Ayant tout cela à l’esprit, la Cour du Québec a rendu à notre avis une sentence juste et appropriée dans les circonstances sordides de ce dossier eu égard aux principes applicables, tout en se gardant d’imposer une sentence disproportionnée à un délinquant ayant commis des infractions aussi ignobles. Un petit bémol toutefois à l’endroit du chef de distribution, qui aurait mérité une peine plus sévère à notre humble avis, dans la mesure où le délinquant reconnaît qu’il rendait les fichiers accessibles, ce qui semble avoir été la conclusion du tribunal, bien qu’il ne retienne que 17 fichiers effectivement téléchargés par les autorités policières dans l’évaluation de la peine. Une peine plus sévère sur ce chef aurait néanmoins mené au même résultat sur la peine globale.

 

CONCLUSION

Cette décision est l’illustration d’un examen minutieux, décortiqué et pointilleux des principes applicables en matière de détermination de la peine, sans tomber dans l’excès.
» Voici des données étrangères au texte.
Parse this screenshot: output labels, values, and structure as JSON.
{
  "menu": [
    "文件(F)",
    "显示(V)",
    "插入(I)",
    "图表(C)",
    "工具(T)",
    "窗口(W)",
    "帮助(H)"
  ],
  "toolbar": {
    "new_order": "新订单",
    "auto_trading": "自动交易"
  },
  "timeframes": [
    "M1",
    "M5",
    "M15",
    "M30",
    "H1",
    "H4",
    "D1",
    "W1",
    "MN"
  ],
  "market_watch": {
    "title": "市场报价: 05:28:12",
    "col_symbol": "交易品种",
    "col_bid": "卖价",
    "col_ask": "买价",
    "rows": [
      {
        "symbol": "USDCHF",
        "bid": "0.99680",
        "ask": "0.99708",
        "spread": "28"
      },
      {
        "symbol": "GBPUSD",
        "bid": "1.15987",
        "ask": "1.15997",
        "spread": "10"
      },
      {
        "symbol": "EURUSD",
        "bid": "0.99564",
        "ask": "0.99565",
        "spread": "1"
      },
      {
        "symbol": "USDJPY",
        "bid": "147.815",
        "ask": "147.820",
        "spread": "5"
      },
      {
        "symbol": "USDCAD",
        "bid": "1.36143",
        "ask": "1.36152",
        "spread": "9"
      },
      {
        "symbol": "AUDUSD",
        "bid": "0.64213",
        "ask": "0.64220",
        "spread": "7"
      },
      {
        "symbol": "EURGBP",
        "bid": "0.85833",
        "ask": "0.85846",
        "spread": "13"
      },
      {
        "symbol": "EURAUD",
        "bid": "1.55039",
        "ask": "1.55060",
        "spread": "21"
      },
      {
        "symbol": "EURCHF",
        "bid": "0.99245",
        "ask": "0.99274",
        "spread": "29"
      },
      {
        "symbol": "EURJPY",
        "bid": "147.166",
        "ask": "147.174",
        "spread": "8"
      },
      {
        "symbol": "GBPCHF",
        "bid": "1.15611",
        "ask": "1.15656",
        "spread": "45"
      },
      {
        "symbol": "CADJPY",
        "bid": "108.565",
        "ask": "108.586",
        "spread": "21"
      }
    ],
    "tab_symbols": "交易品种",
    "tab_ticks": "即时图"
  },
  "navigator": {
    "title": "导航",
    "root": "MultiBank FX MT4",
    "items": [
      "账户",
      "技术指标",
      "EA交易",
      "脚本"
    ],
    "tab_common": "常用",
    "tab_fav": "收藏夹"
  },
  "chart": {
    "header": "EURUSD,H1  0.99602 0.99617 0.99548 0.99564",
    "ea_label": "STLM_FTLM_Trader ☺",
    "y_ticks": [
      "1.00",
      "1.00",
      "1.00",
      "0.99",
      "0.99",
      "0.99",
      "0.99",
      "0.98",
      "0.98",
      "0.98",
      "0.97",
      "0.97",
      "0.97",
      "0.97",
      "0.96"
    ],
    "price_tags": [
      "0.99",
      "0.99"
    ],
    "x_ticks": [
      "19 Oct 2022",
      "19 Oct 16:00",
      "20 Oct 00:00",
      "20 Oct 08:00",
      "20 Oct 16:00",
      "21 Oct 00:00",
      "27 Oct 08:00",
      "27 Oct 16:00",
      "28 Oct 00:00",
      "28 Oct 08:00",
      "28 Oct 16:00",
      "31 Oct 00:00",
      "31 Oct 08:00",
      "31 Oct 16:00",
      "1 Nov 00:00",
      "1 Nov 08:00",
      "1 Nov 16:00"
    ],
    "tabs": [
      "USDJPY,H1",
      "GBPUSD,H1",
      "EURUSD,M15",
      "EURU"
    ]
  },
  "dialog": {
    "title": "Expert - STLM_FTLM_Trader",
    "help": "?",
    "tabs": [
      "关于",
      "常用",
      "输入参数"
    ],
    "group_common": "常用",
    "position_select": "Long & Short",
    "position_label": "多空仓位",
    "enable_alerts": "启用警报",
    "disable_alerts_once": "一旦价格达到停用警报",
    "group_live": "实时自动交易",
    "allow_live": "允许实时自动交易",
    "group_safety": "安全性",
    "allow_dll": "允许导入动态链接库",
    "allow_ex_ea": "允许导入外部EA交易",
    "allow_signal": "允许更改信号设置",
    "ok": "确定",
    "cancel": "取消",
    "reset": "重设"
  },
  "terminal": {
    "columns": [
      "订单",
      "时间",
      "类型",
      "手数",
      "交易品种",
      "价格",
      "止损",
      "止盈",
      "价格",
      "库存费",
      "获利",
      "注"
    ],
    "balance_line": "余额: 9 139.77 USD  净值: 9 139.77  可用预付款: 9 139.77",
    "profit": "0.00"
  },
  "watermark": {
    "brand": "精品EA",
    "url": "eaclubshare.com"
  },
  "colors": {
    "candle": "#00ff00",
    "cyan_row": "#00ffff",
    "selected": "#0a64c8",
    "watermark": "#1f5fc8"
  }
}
Cette peine globale somme toute sévère est juste et adaptée aux circonstances qui lui sont propres. La technologie de l’hypertrucage donne froid dans le dos, et espérons que les cyberprédateurs soient dissuadés d’emprunter cette voie à la lecture d’une telle décision.

 

 

 

 


[1] R. c. Lacasse, 2015 CSC 64, EYB 2015-259924, par. 3.

[2] 2023 QCCQ 1853, EYB 2023-521469.

[3] Art. 718 et s. du Code criminel.

[4] Art. 11 i) de la Charte canadienne des droits et libertés.

[5] R. c. Friesen, 2020 CSC 9, EYB 2020-350618.